Ohio Turnpike aims to curb opioid overdoses with naloxone availability at service plazas
In a proactive effort to address the ongoing opioid overdose crisis, the Ohio Turnpike and Infrastructure Commission has announced the availability of naloxone nasal spray at all 14 service plazas along the 241-mile toll road. The move aims to provide immediate access to this lifesaving medication in the event of a medical emergency caused by an opioid overdose.
Naloxone, commonly known by its brand name Narcan, is a medication that can effectively reverse an opioid overdose. This includes overdoses caused by heroin, illicit fentanyl, and prescription pain medications. By blocking the dangerous effects of opioids on the brain, naloxone restores consciousness and normal breathing patterns.
According to the Cleveland Clinic, prescription opioids account for approximately 25% of all opioid overdose deaths, with nonprescription opioids contributing to the remaining 75% of fatalities. In light of these alarming statistics, the statewide deployment of emergency-access naloxone cabinets at public facilities, including the service plazas on the Ohio Turnpike, is a crucial component of Governor Mike DeWine’s RecoveryOhio initiative. This initiative aligns with the Ohio Department of Health’s Project DAWN (Deaths Avoided With Naloxone), which seeks to expand naloxone access through enhanced distribution efforts.
Governor Mike DeWine emphasized the significance of quick intervention during overdose situations, stating, “In an overdose situation, minutes matter. By providing naloxone at service plazas and to Turnpike employees, we are hoping to save lives and give people a chance to access recovery resources.”
In 2022 alone, the Ohio Department of Health reported a staggering 4,829 deaths resulting from unintentional drug overdoses statewide. This figure is nearly four times greater than the 1,275 fatalities caused by motor vehicle crashes over the same period, according to the Ohio Department of Public Safety. The implementation of naloxone cabinets at the service plazas aims to empower Ohio Turnpike employees and travelers to swiftly locate and administer naloxone in emergency situations, particularly when encountering individuals experiencing an apparent opioid overdose or accidental exposure.

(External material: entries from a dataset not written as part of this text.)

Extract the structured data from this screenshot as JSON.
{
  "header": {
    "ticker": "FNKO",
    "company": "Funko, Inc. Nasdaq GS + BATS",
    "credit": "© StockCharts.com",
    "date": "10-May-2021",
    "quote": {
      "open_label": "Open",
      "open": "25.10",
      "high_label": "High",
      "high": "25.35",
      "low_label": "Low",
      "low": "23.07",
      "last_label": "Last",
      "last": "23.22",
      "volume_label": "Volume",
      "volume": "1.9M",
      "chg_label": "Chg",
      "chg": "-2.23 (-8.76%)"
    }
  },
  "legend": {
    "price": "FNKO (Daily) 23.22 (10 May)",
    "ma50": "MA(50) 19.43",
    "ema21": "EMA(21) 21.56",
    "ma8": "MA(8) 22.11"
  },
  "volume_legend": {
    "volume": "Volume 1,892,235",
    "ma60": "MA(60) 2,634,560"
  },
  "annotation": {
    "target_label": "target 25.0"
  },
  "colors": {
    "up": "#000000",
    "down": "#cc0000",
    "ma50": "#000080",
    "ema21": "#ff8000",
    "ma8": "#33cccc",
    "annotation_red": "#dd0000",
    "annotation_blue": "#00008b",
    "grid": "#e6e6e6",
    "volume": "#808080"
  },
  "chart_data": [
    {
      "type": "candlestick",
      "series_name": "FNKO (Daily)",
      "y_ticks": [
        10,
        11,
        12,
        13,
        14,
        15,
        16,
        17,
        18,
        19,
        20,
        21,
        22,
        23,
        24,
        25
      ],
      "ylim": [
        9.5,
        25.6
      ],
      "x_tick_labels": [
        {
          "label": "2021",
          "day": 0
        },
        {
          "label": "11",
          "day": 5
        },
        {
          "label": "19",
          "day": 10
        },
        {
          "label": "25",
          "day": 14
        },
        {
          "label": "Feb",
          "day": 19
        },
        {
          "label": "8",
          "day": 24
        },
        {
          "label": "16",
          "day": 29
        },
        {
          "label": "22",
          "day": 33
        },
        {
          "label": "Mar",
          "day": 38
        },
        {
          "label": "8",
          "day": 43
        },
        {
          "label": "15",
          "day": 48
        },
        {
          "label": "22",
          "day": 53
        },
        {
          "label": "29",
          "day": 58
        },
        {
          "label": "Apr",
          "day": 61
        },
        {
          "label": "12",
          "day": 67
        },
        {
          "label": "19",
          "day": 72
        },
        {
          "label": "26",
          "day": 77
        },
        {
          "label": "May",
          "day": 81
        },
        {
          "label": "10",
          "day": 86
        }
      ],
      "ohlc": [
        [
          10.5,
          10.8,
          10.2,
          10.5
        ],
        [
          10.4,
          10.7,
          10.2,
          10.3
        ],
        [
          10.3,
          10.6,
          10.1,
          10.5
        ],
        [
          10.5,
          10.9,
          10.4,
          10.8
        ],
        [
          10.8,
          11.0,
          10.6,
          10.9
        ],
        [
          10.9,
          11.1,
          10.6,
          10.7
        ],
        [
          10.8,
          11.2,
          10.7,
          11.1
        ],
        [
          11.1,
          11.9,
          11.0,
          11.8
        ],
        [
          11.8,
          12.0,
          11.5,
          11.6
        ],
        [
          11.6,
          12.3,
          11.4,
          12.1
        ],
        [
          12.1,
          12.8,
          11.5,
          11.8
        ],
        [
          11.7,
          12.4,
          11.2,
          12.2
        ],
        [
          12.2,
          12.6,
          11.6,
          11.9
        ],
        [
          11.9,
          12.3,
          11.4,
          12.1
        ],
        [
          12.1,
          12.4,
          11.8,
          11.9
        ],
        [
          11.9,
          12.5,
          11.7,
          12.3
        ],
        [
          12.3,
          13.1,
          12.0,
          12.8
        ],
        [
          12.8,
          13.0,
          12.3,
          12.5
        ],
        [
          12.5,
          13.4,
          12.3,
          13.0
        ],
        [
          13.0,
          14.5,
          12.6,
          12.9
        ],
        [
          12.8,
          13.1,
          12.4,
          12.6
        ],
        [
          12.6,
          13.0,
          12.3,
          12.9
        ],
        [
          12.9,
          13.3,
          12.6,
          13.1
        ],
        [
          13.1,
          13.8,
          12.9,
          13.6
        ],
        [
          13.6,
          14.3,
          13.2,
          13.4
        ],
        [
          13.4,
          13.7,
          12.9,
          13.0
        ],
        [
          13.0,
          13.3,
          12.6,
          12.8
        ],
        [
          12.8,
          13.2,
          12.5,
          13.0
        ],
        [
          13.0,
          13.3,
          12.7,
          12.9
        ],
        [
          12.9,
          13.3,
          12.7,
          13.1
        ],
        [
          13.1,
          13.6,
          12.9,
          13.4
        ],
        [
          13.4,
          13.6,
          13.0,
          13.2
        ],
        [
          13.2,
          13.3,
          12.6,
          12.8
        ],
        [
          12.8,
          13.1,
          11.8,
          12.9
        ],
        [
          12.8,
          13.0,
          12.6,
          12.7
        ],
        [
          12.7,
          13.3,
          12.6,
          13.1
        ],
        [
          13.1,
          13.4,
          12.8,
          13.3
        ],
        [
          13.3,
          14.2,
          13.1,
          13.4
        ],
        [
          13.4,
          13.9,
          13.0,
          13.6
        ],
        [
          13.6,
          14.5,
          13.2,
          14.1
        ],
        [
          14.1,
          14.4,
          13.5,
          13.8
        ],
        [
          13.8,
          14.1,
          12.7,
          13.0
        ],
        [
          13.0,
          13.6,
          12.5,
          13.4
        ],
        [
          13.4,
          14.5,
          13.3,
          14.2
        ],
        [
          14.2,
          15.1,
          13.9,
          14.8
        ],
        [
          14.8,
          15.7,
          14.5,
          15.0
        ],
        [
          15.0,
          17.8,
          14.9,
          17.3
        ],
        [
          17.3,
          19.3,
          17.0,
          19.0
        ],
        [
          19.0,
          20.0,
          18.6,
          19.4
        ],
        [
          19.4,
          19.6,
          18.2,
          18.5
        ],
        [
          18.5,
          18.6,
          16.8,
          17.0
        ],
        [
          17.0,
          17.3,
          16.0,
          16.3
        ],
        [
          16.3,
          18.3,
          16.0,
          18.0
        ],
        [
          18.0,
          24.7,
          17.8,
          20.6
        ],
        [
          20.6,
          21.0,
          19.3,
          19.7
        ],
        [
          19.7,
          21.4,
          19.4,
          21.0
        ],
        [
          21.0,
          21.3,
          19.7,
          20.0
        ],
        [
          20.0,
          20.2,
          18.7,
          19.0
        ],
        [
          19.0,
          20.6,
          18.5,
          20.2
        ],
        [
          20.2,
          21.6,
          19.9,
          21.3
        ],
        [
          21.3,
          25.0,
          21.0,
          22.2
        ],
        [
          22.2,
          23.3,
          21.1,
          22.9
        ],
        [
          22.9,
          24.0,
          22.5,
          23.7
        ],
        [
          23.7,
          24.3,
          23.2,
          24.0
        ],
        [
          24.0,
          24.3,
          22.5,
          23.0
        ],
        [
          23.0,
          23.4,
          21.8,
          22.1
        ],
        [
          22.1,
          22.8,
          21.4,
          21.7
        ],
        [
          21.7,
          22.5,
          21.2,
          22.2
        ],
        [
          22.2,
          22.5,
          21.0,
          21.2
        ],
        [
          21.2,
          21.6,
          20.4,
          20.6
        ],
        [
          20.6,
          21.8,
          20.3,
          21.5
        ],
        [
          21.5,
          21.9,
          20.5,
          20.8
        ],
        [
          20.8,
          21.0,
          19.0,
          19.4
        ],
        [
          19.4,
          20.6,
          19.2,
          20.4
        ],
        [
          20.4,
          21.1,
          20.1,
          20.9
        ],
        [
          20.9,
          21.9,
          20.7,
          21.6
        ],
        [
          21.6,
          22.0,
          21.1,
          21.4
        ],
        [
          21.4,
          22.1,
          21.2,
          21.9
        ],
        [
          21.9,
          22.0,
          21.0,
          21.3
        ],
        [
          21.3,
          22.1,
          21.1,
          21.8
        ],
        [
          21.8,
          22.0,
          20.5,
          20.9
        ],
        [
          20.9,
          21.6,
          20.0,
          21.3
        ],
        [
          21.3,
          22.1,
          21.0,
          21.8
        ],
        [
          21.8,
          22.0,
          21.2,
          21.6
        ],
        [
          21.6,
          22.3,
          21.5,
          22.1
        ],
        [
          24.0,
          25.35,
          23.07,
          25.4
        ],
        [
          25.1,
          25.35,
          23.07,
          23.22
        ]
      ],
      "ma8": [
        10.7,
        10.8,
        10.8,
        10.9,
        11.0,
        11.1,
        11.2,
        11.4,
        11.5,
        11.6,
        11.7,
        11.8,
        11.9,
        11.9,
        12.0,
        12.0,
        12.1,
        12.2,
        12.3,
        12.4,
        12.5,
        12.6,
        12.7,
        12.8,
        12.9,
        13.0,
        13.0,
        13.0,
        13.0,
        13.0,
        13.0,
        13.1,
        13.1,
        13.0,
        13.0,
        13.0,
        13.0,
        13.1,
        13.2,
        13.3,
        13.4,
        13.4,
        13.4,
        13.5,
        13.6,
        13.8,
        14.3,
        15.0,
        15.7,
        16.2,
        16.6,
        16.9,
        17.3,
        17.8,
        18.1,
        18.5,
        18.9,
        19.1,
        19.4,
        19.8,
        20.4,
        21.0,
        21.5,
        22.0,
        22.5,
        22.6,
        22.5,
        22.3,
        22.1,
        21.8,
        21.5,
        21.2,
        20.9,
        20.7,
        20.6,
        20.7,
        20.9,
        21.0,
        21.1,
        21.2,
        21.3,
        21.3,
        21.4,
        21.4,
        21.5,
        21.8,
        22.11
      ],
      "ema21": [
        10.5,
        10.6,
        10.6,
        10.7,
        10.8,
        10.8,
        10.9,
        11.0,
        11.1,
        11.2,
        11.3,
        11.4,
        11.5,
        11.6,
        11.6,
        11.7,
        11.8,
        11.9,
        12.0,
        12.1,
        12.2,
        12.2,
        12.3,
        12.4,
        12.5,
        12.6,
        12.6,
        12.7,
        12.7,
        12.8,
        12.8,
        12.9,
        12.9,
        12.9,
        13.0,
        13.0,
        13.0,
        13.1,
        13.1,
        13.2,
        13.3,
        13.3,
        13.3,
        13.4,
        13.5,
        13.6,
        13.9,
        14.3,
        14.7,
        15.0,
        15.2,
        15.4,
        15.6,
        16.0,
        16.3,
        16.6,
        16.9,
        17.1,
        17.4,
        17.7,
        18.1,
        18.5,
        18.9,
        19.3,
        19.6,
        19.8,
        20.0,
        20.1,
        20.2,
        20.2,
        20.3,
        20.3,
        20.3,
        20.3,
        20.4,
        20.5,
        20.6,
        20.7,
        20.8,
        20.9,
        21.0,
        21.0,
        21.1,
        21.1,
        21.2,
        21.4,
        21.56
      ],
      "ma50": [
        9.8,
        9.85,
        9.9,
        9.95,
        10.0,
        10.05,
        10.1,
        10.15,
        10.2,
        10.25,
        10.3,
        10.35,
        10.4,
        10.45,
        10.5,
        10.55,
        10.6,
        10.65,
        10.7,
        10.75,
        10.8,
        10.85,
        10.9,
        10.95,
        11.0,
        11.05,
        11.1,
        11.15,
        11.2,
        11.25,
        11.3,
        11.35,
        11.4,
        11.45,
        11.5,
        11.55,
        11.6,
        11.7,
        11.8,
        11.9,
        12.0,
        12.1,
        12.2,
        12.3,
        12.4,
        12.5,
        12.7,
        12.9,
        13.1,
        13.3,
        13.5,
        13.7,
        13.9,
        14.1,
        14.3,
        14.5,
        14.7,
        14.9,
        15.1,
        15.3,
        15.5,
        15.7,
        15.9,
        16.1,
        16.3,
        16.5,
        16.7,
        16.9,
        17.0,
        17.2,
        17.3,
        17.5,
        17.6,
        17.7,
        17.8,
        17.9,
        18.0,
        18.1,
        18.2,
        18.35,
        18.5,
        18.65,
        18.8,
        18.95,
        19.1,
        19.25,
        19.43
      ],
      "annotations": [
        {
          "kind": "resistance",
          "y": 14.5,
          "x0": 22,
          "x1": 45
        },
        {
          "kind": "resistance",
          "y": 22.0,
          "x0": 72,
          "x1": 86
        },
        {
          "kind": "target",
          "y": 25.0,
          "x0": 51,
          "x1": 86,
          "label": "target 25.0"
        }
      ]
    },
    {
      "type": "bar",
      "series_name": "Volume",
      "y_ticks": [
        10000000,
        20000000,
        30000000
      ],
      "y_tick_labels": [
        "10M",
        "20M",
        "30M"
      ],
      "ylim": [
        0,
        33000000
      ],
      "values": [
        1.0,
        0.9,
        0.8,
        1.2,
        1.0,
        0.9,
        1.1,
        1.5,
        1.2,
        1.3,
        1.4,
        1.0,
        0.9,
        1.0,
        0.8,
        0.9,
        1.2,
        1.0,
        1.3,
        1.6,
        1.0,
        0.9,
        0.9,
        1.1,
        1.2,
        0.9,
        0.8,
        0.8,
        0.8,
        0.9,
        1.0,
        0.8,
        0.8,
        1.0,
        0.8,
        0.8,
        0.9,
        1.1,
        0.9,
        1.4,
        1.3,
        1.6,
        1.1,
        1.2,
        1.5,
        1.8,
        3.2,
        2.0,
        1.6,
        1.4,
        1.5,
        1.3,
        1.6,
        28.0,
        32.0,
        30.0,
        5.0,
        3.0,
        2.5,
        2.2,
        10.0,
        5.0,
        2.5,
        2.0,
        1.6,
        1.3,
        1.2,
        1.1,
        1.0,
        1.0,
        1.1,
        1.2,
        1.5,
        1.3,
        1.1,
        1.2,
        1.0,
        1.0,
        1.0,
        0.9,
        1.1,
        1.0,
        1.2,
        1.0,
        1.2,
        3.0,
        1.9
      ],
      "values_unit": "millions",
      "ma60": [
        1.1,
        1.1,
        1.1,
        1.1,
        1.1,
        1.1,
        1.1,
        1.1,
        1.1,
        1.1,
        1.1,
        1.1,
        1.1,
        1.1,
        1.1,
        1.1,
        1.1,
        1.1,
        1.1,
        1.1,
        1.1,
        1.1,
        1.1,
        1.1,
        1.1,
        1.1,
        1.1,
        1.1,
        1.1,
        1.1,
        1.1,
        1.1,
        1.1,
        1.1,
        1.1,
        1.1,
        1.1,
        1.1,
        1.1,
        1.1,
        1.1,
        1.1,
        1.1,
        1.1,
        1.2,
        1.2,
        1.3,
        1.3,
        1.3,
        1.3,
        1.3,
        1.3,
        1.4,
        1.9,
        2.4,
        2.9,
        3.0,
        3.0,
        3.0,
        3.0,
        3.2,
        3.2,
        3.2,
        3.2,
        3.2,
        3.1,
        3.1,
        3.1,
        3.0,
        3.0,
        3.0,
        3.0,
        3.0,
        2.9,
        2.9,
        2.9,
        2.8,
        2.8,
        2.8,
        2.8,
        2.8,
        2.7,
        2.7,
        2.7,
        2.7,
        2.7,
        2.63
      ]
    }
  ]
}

Ferzan Ahmed, executive director of the Ohio Turnpike commission, highlighted the importance of these measures, stating, “Ohio Turnpike employees and travelers who recognize that an individual requires medical assistance from an apparent opioid overdose or is accidentally exposed to an opioid now have the wherewithal to locate and administer naloxone at our service plazas.”

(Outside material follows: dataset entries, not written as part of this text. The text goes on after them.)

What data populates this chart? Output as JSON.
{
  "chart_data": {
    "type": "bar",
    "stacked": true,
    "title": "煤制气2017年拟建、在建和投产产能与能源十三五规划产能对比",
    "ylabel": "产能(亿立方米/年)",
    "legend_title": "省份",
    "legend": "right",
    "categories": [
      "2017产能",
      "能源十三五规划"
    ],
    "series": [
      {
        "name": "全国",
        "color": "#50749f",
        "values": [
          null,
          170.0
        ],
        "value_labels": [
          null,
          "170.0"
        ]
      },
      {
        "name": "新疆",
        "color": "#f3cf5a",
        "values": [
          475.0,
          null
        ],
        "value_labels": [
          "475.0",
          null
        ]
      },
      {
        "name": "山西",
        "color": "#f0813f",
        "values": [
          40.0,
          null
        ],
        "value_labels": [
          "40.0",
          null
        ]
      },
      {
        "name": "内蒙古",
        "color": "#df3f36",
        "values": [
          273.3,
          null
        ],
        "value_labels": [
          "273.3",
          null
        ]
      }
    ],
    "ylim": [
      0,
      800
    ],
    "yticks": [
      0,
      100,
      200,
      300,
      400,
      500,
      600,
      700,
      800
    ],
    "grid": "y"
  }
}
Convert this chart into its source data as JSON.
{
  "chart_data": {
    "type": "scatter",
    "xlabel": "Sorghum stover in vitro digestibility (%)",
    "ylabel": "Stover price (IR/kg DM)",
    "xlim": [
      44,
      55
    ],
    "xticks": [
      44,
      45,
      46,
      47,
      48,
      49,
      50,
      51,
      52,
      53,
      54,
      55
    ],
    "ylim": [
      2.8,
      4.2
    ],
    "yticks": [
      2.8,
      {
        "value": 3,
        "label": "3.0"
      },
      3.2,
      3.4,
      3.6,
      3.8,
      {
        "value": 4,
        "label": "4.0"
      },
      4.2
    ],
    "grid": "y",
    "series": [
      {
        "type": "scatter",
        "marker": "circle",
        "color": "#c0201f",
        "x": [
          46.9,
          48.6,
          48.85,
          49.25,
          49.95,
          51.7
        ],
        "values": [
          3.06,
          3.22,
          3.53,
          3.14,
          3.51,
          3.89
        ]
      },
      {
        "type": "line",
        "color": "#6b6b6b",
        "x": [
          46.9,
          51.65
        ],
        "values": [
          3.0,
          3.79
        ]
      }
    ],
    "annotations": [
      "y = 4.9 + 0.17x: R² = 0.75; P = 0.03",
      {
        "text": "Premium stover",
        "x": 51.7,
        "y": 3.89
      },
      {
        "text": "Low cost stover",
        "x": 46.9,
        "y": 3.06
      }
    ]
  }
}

To further enhance the response to emergencies, all Ohio Turnpike foremen and assistant foremen, often the first on the scene, are equipped with naloxone kits in their maintenance vehicles. Moreover, naloxone kits are readily available at all toll plaza interchanges and eight maintenance buildings spanning the 13 counties traversed by the Ohio Turnpike in northern Ohio.

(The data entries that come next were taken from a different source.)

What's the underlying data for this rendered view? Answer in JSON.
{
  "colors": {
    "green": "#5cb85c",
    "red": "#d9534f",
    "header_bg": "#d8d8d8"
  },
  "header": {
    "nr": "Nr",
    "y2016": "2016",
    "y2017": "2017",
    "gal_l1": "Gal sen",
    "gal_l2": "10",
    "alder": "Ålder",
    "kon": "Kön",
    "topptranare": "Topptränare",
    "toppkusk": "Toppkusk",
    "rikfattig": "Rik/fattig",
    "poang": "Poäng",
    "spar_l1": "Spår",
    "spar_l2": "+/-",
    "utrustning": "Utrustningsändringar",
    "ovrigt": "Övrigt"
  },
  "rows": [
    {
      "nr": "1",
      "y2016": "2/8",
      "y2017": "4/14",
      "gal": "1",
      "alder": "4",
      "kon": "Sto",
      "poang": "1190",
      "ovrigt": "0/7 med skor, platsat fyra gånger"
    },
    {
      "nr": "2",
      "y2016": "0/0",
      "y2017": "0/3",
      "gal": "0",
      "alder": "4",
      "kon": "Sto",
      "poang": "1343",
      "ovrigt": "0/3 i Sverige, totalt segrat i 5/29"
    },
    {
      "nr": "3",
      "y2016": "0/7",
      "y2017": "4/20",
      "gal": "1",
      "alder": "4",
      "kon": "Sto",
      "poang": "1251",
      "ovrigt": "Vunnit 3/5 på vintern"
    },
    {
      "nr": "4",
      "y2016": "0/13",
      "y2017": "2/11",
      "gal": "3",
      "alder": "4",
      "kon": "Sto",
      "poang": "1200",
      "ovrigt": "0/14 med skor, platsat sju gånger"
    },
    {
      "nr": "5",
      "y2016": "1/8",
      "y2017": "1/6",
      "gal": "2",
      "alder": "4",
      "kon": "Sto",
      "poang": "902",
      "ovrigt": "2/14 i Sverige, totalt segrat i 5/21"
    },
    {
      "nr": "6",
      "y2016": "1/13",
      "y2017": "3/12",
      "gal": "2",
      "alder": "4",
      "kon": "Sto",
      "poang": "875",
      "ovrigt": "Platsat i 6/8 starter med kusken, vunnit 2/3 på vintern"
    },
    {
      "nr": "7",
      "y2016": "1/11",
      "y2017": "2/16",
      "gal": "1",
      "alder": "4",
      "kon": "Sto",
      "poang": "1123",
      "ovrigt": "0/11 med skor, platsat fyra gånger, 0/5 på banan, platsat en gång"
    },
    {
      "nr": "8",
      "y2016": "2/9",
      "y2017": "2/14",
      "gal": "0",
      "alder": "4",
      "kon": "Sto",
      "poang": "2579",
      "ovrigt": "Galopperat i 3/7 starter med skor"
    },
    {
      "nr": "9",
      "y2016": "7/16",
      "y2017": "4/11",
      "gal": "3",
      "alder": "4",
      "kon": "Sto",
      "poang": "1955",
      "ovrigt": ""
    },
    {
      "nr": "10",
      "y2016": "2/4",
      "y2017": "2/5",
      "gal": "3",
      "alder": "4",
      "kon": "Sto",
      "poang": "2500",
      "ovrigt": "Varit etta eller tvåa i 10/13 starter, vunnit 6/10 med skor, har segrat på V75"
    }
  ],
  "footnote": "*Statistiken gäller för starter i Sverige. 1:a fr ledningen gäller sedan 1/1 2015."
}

As part of comprehensive training efforts, nearly 800 Ohio Turnpike employees, including frontline maintenance/roadway workers and service plaza staff, have completed the turnpike commission’s online course, “Saving a Life with Naloxone.” This course provides essential instruction on recognizing the signs and symptoms of an opioid overdose and administering naloxone effectively.
Common indicators of an opioid overdose include unresponsiveness, slow or no breathing, bluish lips or fingernails, choking or coughing, cold or clammy skin, constricted pupils, and dizziness or disorientation.
It is important to note that naloxone poses no harm if administered to a person who is not experiencing an opioid overdose. Emergency medical professionals have safely utilized naloxone for over four decades. As a non-controlled drug with no potential for abuse, naloxone serves as a safe and invaluable tool in saving lives and combatting the devastating opioid crisis.